One of the more heavily used controls in Lightroom’s “Develop” module is labeled “Clarity”. Here’s a nifty little illustration of its powers.
I’ll do three treatments of the same picture; needly evergreen branches against a grey sky. This is my Ricoh GX100 point-and-shoot pocket camera; there’s nothing terribly special about the picture except perhaps that I shoot in raw, which maximizes the scope for exactly this kind of post-processing.
The first shot, aside from the built-in anti-aliasing, is more or less how it came out of the camera, modulo a little cropping.
Lightroom’s Clarity control does something that appears to the eye like straightforward sharpening. I think there are some clever edge-analysis tricks going on, because the effect, in moderation, is almost always pleasing. I recall an online demo that James Duncan Davidson posted illustrating some part of Lightroom workflow, in which he recommended giving most shots a bit of Clarity boost; I seem to recall words along the lines of “as much as it’ll take.” The second version has the Clarity cranked about to the max; maybe more than this particular photograph ought to have been asked to take.
Everyone knows that more sharpness is always a good thing, right? So why, you ask, does the Clarity control present as a slider that you can crank down as well as up?
It turns out that cranking down produces an effect that is paradoxically pleasing on quite a few photos. I find it works well, in particular, for photos of trees.

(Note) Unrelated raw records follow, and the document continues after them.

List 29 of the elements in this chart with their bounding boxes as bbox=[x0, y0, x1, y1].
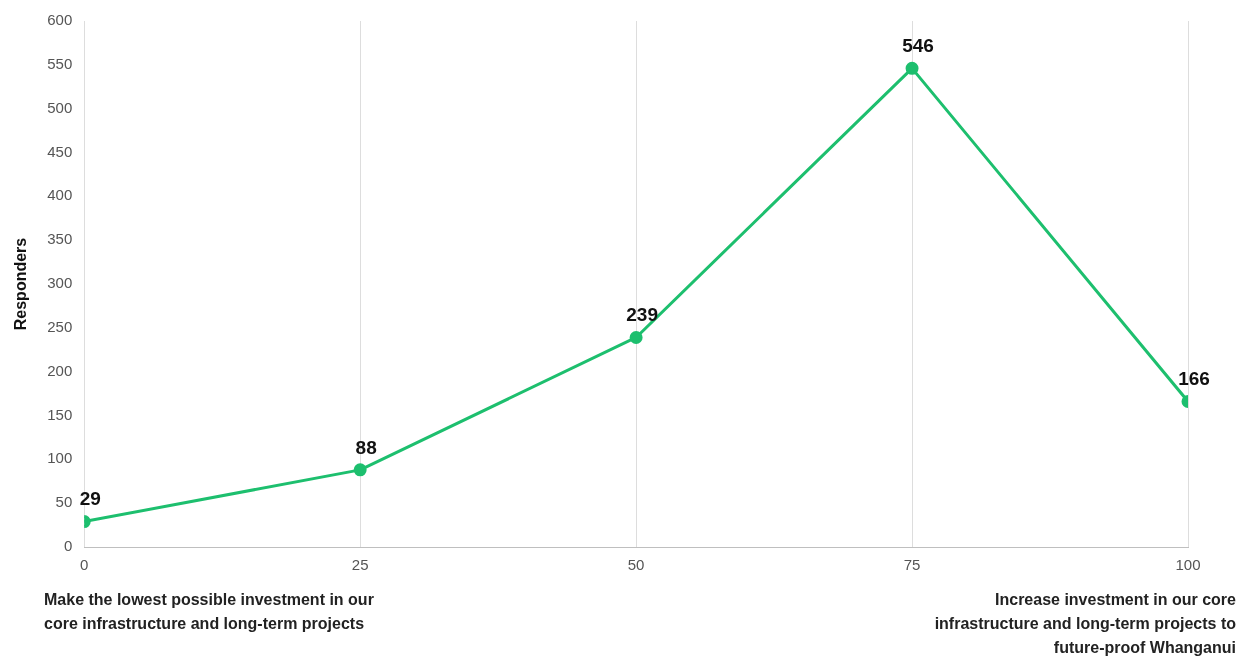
y-tick-label: 50 bbox=[55, 493, 73, 511]
y-tick-label: 350 bbox=[47, 230, 73, 248]
x-tick-label: 100 bbox=[1175, 556, 1201, 574]
point bbox=[353, 463, 367, 477]
point bbox=[629, 330, 643, 344]
y-tick-label: 550 bbox=[47, 54, 73, 72]
text: Increase investment in our core infrastructure and long-term projects to future-proof Whanganui bbox=[933, 590, 1236, 658]
y-tick-label: 450 bbox=[47, 142, 73, 160]
y-tick-label: 150 bbox=[47, 405, 73, 423]
x-tick-label: 0 bbox=[80, 556, 89, 574]
data-label: 546 bbox=[902, 35, 934, 57]
data-label: 88 bbox=[355, 436, 377, 458]
y-tick-label: 400 bbox=[47, 186, 73, 204]
y-tick-label: 250 bbox=[47, 317, 73, 335]
data-label: 239 bbox=[626, 304, 658, 326]
y-tick-label: 0 bbox=[63, 537, 73, 555]
y-tick-label: 300 bbox=[47, 274, 73, 292]
point bbox=[905, 61, 919, 75]
x-tick-label: 75 bbox=[903, 556, 921, 574]
data-label: 29 bbox=[79, 488, 101, 510]
y-tick-label: 600 bbox=[47, 11, 73, 29]
x-tick-label: 50 bbox=[627, 556, 645, 574]
y-tick-label: 100 bbox=[47, 449, 73, 467]
y-axis-title: Responders bbox=[12, 237, 30, 331]
x-tick-label: 25 bbox=[351, 556, 369, 574]
y-tick-label: 500 bbox=[47, 98, 73, 116]
y-tick-label: 200 bbox=[47, 361, 73, 379]
data-label: 166 bbox=[1178, 368, 1210, 390]
text: Make the lowest possible investment in our core infrastructure and long-term projects bbox=[44, 590, 375, 634]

For this to succeed, it seems that the picture has to be in pretty good focus to start with. When I’ve done it with pictures here I’ve tried to make a point of mentioning it, because the effect is seductive but at some level unnatural.
The third version has the Clarity cranked about as far down as you can go. See what I mean?
And remember: use the awesome power of post-processing only for good, not evil.